Asos shares fell 4.5 percent and Boohoos were 3.6 percent weaker during early trading in London. Like Zalando, the companies have also faced increased competition, particularly from China’s Shein.

Zalando expects an operating profit of just €180 million to €260 million for the year, well below the forecast made earlier this year. However, that forecast is based on a “significant improvement in profitability in the second half of 2022,” the company said, adding that it had begun a cost-cutting plan. In the second quarter, it cut its marketing spend, cut back on infrastructure investments and introduced minimum order volumes in 15 countries.

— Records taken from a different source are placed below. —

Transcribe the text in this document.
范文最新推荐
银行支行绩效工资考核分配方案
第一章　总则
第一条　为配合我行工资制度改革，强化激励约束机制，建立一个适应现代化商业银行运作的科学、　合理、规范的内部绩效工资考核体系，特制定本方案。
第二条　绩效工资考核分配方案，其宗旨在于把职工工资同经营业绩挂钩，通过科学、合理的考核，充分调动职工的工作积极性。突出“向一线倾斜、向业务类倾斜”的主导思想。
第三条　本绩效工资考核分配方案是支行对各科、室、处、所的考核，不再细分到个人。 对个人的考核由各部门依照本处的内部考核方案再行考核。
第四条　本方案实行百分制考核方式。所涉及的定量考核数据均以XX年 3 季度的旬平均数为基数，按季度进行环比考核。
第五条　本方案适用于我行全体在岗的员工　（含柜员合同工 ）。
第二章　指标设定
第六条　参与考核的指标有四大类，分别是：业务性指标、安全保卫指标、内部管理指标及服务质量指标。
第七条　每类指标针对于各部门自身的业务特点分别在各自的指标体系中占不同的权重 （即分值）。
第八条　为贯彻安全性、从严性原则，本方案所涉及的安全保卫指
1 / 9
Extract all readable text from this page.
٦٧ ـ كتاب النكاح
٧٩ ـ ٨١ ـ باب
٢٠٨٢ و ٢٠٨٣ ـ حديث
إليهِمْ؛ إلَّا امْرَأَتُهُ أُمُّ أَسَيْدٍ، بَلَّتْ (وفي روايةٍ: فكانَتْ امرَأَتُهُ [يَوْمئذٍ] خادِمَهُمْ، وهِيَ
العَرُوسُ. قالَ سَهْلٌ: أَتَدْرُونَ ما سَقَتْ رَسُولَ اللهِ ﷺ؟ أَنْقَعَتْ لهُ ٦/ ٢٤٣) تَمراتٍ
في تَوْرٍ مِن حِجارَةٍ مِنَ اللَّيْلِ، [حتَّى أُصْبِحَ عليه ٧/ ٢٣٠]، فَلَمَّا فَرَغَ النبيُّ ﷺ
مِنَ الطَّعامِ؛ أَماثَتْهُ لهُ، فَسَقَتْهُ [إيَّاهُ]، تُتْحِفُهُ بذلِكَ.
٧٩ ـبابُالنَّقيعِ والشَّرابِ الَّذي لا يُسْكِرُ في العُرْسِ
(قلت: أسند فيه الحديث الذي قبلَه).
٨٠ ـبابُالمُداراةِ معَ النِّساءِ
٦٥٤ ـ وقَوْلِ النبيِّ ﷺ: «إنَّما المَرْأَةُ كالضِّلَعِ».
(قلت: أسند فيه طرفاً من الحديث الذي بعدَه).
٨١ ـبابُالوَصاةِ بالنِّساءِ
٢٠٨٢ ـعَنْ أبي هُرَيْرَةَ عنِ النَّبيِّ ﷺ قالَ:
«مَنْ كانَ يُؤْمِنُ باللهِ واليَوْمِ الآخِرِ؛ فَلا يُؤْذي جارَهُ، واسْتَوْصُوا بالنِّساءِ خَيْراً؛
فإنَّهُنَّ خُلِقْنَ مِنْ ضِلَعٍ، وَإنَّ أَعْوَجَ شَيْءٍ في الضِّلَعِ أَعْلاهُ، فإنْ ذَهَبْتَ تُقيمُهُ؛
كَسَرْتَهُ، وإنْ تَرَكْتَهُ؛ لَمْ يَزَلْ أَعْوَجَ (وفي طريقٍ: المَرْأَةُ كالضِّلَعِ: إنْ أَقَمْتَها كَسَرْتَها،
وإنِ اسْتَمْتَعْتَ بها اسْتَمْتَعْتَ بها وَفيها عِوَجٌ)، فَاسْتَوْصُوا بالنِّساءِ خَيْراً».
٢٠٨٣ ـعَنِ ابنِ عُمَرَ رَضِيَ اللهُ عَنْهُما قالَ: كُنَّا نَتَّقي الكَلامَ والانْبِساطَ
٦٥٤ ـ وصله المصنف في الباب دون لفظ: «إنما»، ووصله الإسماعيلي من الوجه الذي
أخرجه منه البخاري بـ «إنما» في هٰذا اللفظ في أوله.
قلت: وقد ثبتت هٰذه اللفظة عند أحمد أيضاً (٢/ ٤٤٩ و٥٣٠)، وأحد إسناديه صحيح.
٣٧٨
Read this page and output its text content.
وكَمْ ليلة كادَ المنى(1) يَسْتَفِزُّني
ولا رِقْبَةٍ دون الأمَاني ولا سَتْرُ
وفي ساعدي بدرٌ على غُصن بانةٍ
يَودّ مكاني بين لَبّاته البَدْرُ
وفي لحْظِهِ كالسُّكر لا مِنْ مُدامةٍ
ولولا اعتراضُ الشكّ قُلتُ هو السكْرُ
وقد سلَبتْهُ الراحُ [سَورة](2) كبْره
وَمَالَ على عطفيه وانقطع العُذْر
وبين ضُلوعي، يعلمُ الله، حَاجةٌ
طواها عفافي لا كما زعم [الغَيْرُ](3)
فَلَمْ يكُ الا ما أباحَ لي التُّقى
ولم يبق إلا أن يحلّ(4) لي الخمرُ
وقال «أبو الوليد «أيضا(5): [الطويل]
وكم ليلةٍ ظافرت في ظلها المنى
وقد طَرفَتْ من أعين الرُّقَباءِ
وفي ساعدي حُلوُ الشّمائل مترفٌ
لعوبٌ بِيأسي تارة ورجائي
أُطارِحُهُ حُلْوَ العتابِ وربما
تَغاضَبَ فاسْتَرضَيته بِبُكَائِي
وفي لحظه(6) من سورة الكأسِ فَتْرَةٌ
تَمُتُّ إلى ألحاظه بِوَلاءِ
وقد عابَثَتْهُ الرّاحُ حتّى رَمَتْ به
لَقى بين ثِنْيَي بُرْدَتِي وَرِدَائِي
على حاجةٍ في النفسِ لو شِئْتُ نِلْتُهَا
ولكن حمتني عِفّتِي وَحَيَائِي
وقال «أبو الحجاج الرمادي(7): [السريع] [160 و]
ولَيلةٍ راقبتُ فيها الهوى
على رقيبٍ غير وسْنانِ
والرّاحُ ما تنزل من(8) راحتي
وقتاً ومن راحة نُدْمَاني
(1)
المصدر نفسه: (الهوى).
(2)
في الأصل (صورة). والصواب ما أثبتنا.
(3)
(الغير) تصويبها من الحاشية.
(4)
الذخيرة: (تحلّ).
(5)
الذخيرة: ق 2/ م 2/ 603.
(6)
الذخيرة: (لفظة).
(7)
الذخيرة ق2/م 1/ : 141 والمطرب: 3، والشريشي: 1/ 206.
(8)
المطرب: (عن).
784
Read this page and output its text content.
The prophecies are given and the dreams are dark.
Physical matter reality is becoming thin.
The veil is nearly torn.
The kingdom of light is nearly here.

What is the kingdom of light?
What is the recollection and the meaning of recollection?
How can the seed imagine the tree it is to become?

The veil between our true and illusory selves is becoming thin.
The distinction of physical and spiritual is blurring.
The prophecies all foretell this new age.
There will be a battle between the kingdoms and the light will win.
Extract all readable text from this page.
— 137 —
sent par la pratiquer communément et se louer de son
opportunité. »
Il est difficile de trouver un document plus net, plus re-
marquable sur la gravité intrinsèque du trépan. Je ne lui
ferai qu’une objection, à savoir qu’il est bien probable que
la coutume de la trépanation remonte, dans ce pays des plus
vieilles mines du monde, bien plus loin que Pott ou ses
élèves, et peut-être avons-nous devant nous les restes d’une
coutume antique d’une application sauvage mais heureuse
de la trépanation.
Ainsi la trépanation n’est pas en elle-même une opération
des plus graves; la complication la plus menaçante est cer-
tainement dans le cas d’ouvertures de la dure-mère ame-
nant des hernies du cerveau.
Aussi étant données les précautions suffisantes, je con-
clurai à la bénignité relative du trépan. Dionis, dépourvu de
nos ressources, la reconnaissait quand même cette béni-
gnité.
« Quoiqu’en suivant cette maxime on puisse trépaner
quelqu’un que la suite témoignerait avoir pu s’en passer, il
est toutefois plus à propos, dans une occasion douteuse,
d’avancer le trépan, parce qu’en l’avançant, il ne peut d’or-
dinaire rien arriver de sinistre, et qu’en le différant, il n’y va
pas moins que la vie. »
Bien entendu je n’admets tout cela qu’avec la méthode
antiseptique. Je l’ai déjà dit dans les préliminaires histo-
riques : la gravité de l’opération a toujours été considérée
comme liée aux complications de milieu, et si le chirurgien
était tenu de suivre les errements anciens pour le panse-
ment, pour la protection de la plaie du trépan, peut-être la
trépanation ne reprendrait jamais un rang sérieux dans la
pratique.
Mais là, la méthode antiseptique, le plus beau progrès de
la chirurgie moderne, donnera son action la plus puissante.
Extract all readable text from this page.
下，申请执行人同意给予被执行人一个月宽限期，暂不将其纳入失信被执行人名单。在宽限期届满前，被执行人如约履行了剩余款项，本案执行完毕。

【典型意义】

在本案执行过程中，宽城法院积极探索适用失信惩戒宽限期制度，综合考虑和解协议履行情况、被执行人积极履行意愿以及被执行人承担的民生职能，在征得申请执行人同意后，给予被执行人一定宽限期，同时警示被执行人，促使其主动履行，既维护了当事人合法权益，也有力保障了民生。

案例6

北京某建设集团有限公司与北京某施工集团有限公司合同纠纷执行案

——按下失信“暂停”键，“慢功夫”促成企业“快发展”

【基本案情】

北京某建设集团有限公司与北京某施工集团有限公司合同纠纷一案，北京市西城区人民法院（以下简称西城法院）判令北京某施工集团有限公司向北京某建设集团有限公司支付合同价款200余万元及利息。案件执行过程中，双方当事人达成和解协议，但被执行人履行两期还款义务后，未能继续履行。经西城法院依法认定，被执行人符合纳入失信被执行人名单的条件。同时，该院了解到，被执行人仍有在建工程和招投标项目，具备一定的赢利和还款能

According to analysts at Deutsche Bank, the company’s new forecast means full-year profits will be about 90 percent lower than previously expected.

Analysts remain positive on Zalando for the long term and are warning investors to “don’t throw the baby out with the bathwater”, as Zalando was “a quality stock with realistic earnings expectations at a cheap valuation”.

“While this new environment is negatively impacting our financial performance, our strategy and long-term goals remain unchanged,” said co-chief executive Robert Gentz.